Publicly Accessible Buildings

London ‘mega-mosque’ plans blocked by government

Plans for a huge mosque in London have been blocked following fears that the scheme would create too much traffic and was poorly planned

by Nick Myall 26 October 2015 Urban design

The UK government has reportedly blocked plans to build a ‘mega-mosque’ near the Olympic Park in east London.

The news comes following a 13-year battle by the Tablighi Jamaat sect which has included protests by far-right extremist groups.

The proposed site would have housed more than 10,000 people in an area three times the floor space of St Paul’s Cathedral.

The scheme was rejected by Newham council in December 2012, after councillors said the proposed mosque was too large, would generate too much traffic, and was designed and planned poorly. 

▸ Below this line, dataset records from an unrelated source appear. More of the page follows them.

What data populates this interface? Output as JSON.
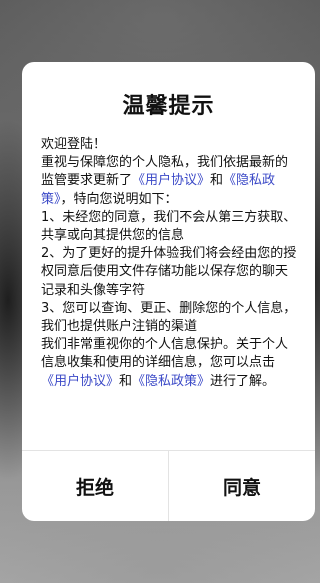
{
  "dialog": {
    "title": "温馨提示",
    "welcome": "欢迎登陆！",
    "intro_prefix": "重视与保障您的个人隐私，我们依据最新的监管要求更新了",
    "user_agreement_link": "《用户协议》",
    "and": "和",
    "privacy_policy_link": "《隐私政策》",
    "intro_suffix": "，特向您说明如下：",
    "item_1": "1、未经您的同意，我们不会从第三方获取、共享或向其提供您的信息",
    "item_2": "2、为了更好的提升体验我们将会经由您的授权同意后使用文件存储功能以保存您的聊天记录和头像等字符",
    "item_3": "3、您可以查询、更正、删除您的个人信息，我们也提供账户注销的渠道",
    "closing_prefix": "我们非常重视你的个人信息保护。关于个人信息收集和使用的详细信息，您可以点击",
    "closing_suffix": "进行了解。",
    "reject_label": "拒绝",
    "agree_label": "同意"
  }
}
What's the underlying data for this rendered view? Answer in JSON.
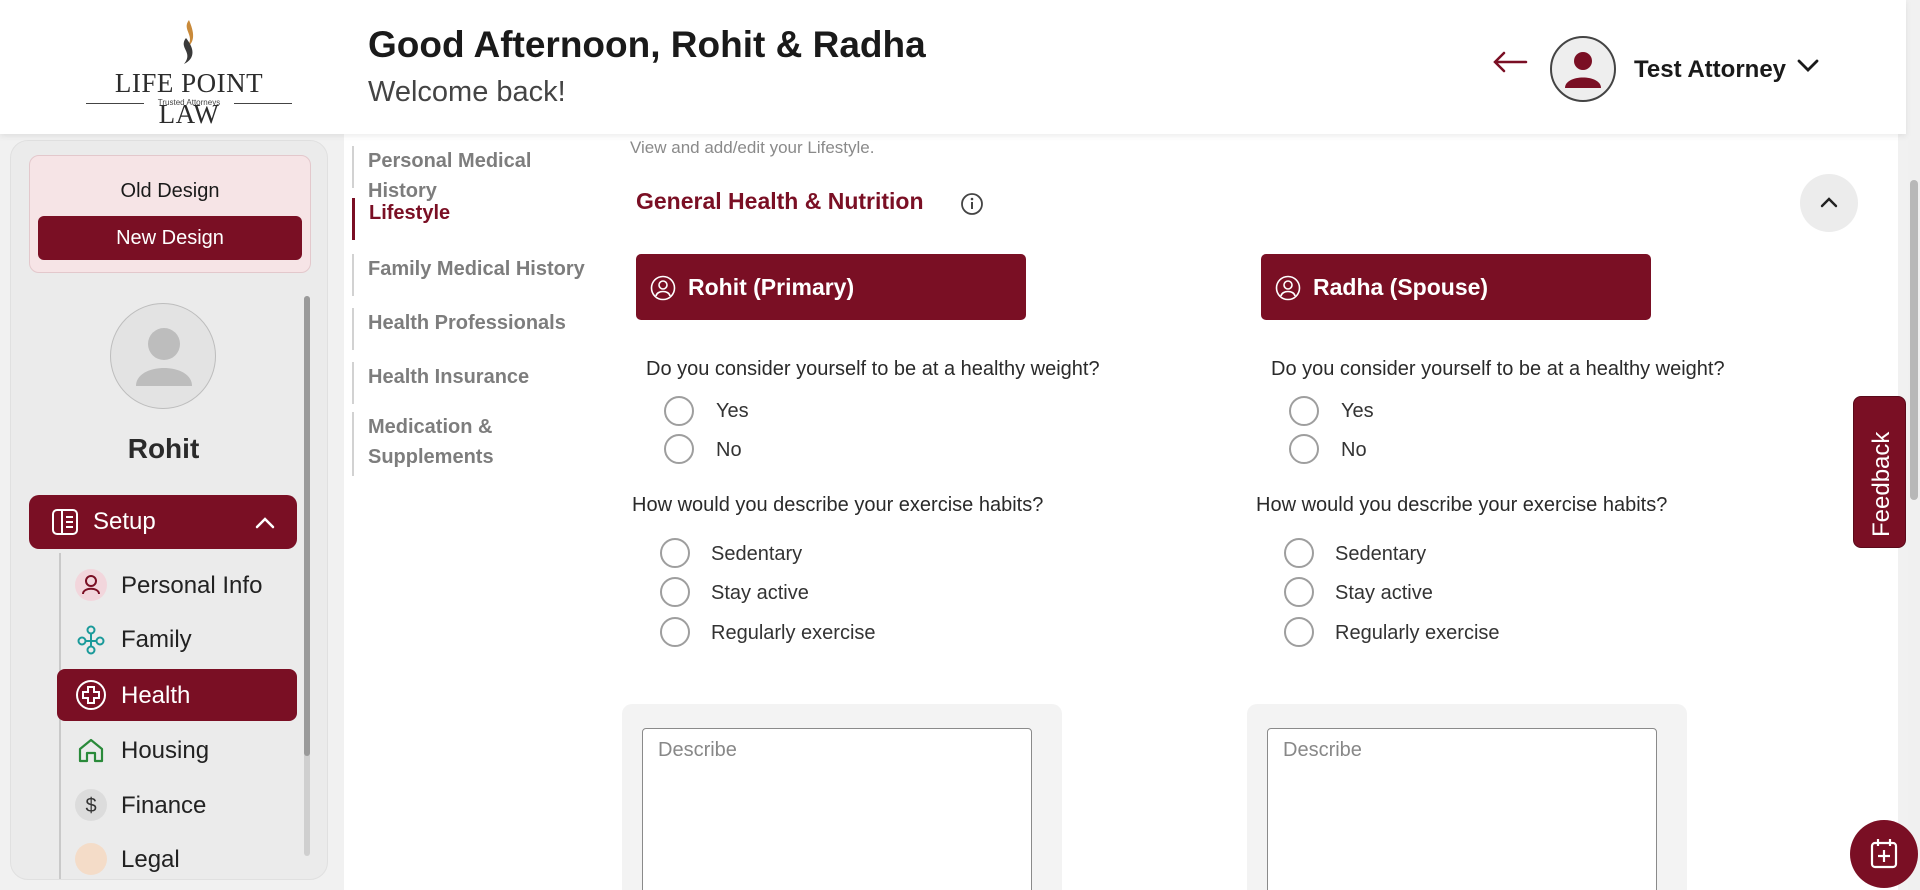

There is already a temporary mosque on the site that houses 2,500 people. The High Court ordered to have it closed in 2013 because it did not have planning permission – but this hasn’t happened.

The sect appealed the December 2012 decision last year – taking the application to a three-week public inquiry. The inspector’s report was sent to the government earlier this year but what happen next was shrouded in mystery because of its sensitive nature.

Alan Craig, a former Newham councillor who spearheaded the campaign against the mosque, said: "This is fantastic news. For a decade and a half, Tablighi Jamaat has pulled out every stop to get its way, but at last the spectre is over."

Another source is reported to have said: "This proposal has created a great division in Newham.”